Préposé aux bénéficiaires

UN GOUVERNEMENT MINORITAIRE DU PLQ

Il y a fort a parier que les résultats  de ce sondage ont fait grenouiller les stratèges du PLQ. Jean Charest qui ne commente jamais ces pourcentages devra, selon moi, repousser le scrutin qu'il avait, semble t-il prévu pour le printemps prochain.  Voilà justement l'un des nombreux problèmes qui pourrait aisément être réglé si nous avions un mode d'élections à date fixe. Les électeurs et contribuables en seraient avantagés car le premier ministre n'aurait plus la marge de manoeuvre nécéssaire afin «d'acheter» des votes avec de belles promesses financées a même notre argent. Cela dit, peu importe la date de scrutin instaurée par M Charest, si les intentions de votes demeurent les mêmes, nous aurons droit à un gouvernement minoritaire. Libéral ou péquiste?

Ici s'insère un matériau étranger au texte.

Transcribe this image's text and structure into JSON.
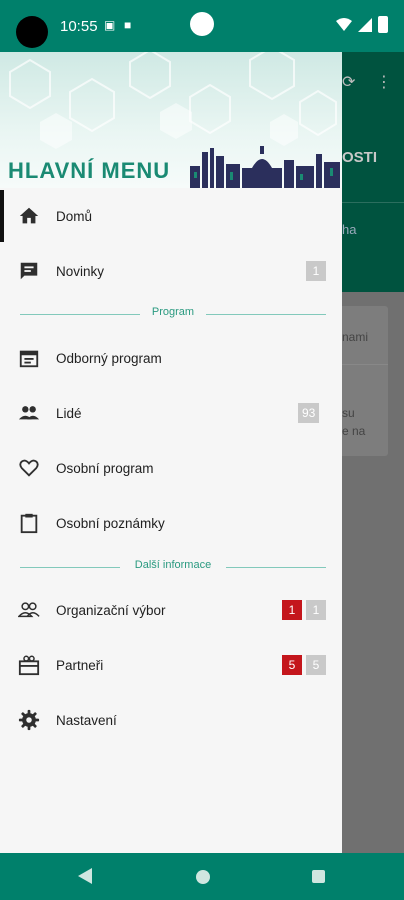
{
  "status_bar": {
    "time": "10:55"
  },
  "header": {
    "title": "HLAVNÍ MENU"
  },
  "background": {
    "title_fragment": "OSTI",
    "tab_fragment": "ha",
    "card_text_1": "nami",
    "card_text_2": "su",
    "card_text_3": "e na"
  },
  "menu": {
    "home": {
      "label": "Domů"
    },
    "news": {
      "label": "Novinky",
      "badge": "1"
    },
    "section_program": "Program",
    "program": {
      "label": "Odborný program"
    },
    "people": {
      "label": "Lidé",
      "badge": "93"
    },
    "personal_program": {
      "label": "Osobní program"
    },
    "personal_notes": {
      "label": "Osobní poznámky"
    },
    "section_info": "Další informace",
    "committee": {
      "label": "Organizační výbor",
      "badge_red": "1",
      "badge_gray": "1"
    },
    "partners": {
      "label": "Partneři",
      "badge_red": "5",
      "badge_gray": "5"
    },
    "settings": {
      "label": "Nastavení"
    }
  },
  "icons": {
    "home": "home-icon",
    "news": "chat-icon",
    "program": "calendar-icon",
    "people": "people-icon",
    "personal_program": "heart-icon",
    "personal_notes": "clipboard-icon",
    "committee": "group-icon",
    "partners": "partners-icon",
    "settings": "gear-icon"
  },
  "colors": {
    "accent": "#00806b",
    "header_text": "#1a8a73",
    "badge_red": "#c4161c",
    "badge_gray": "#c9c9c9"
  }
}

S'il n'y a pas d'autres issues possible, ma préférence serai d'avoir un gouvernement minoritaire du PLQ. Ainsi Jean Charest n'aurait d'autres choix que de récolter l'appui des élus de l'opposition officielle, formée par les élus du PQ. Ainsi  les libéraux, fervents du baillon, n'auraient plus la latitude nécessaire pour gouverner à la petite semaine, comme ils le font depuis 2003. Le PQ et Mme Marois pourraient ainsi faire leurs preuves et tenter de devenir le prochain gouvernement du Québec. Hélas, tout cela n'est qu'hypothétique, car en politique les opinions changent à une vitesse grand V et l'électeur méfiant et cynique comme je le suis devenu est incapable de croire en ces hommes et femmes qui nous prennent pour dupes en nous promettant mer et monde afin d'aller chercher un vote. Les mots transparence et imputabilité devraient désormais figurer à l'article un de tout programme électoral. Mais encore faut-il que les partis respectent leurs propres écrits!

Guy Ferland

Professeur de philosophie au collège Lionel-Groulx de Sainte-Thérèse

CONDUIRE À UNE MAIN SUR LE VOLANT

Un gouvernement minoritaire n'est jamais facile à diriger et est peu propice pour entreprendre de grandes réformes. Mais il est clair que si la tendance se maintient, le parti qui prendra le pouvoir à l'Assemblée nationale sera minoritaire. Dans ce contexte, Pauline Marois devient la chef la mieux placée pour exercer un mandat à la tête du gouvernement. Le programme du parti de François Legault est trop radical pour que ce dernier soit en mesure de faire des concessions aux partis de l'opposition s'il prenait le pouvoir. De son côté, Jean Charest est depuis trop longtemps en poste comme premier ministre et conduit trop fermement la province pour laisser une seule main sur le volant. Pauline Marois, qui a traversé la tempête à plus d'une occasion et qui a su faire des concessions importantes depuis qu'elle dirige le PQ, peut facilement prendre des passagers dans son véhicule et discuter avec eux tout en regardant la route devant elle. De plus, elle démontre depuis quelque temps une fermeté et une ouverture d'esprit qui sont les marques d'un dirigeant capable de négocier avec des adversaires coriaces tout en les respectant. Même si l'image de Mme Marois a du mal à passer auprès de l'électorat, elle devient la candidate idéale pour diriger un gouvernement minoritaire à Québec.